10175/J XXIV. GP

Eingelangt am 14.12.2011
Dieser Text ist elektronisch textinterpretiert. Abweichungen vom Original sind möglich.

Anfrage

 

der Abgeordneten Mag.a Andrea Kuntzl

und GenossInnen

an den Bundesminister für Wissenschaft und Forschung,

Prof. Dr. Karlheinz Töchterle

betreffend Rechtsmeinung des BMWF zur autonomen Regelung von Studiengebühren durch die Universitäten

Durch die geltende gesetzliche Regelung sind (unter anderem) Studierende, die ihr Studium besonders zielstrebig betreiben oder in erheblichem Ausmaß berufstätig sind, von den Studiengebühren befreit. Diese Regelung wurde vom Verfassungsgerichtshof in seinem Urteil vom 30. Juni 2011 wegen rein legistischer Mängel (Unklarheiten im Hinblick auf die neue Studienarchitektur ohne Studienabschnitte, Fehlen einer Regelung für außerordentliche Studierende) für verfassungswidrig erkannt und dem Bundesgesetzgeber eine Frist zur Beseitigung dieser Mängel bis Ende Februar 2012 eingeräumt. Trotz des mehrmaligen Angebotes des sozialdemokratischen Koalitionspartners hat sich der Bundesminister für Wissenschaft und Forschung bisher vehement geweigert, einer Reparatur dieser wohlweislich sachlich differenzierenden und sozial ausgewogenen Regelung zuzustimmen. Den sich ohnehin bereits in einer angespannten finanziellen Lage befindlichen Universitäten droht damit eine weitere Kürzung ihrer Budgets um 35. Mio. EUR jährlich. Anstatt diese Mittel auch für die Zukunft sicherzustellen, beauftragte BM Töchterle Prof. Heinz Mayer mit einem Rechtsgutachten, demzufolge die Universitäten bei Ausbleiben einer Reparatur die Materie der Studiengebühren nach Außerkrafttreten der gesetzlichen Bestimmungen autonom in ihren Satzungen regeln könnten. Dagegen bestehen von vielerlei Seite geäußerte massive rechtliche Bedenken, die u. a. vom Verfassungsrechtsexperten Prof. Theo Öhlinger, vom ehemaligen VfGH-Präsidenten Karl Korinek, vom Bildungsrechtsexperten Werner Hauser und vom Verfassungsdienst des Bundeskanzleramtes ausführlich erörtert wurden. Diese Bedenken lassen sich auch anhand der bestehenden Judikatur und Literatur untermauern.

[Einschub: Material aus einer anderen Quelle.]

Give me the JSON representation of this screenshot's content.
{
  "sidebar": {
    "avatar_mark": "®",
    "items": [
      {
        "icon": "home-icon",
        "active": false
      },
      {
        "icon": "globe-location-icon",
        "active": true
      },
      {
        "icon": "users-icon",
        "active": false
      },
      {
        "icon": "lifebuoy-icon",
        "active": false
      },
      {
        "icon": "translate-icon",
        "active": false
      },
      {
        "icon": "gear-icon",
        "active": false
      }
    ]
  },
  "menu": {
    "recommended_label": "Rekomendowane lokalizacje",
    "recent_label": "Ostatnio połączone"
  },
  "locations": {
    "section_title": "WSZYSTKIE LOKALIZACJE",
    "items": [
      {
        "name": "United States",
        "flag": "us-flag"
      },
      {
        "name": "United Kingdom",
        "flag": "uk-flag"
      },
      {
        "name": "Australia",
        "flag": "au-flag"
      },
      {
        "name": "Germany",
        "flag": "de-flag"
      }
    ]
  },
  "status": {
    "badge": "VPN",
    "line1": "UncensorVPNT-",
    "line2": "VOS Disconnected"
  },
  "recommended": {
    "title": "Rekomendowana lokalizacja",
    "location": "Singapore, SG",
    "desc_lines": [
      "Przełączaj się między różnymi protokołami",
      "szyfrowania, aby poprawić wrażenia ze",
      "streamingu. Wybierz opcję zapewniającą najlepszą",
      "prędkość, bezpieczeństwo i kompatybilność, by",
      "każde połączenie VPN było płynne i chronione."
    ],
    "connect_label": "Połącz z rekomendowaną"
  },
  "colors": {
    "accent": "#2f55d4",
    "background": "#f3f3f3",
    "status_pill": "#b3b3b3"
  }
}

Die unterzeichnenden Abgeordneten richten daher an den Bundesminister für Wissenschaft und Forschung nachfolgende Anfrage:

 

1.       Gegenstand der verfassungsrechtlichen Debatte ist Art. 81c B-VG, wonach die Universitäten „im Rahmen der Gesetze“ autonom handeln und Satzungen erlassen können. Diese Wortfolge „im Rahmen der Gesetze“ stellt entweder eine Lockerung des Legalitätsgrundsatzes nach Art. 18 Abs. 1 B-VG dar, nachdem die Verwaltung nur „auf Grund“ der Gesetze erfolgen dürfe, oder eben nicht. Welche dieser beiden Rechtsmeinungen vertreten Sie und warum?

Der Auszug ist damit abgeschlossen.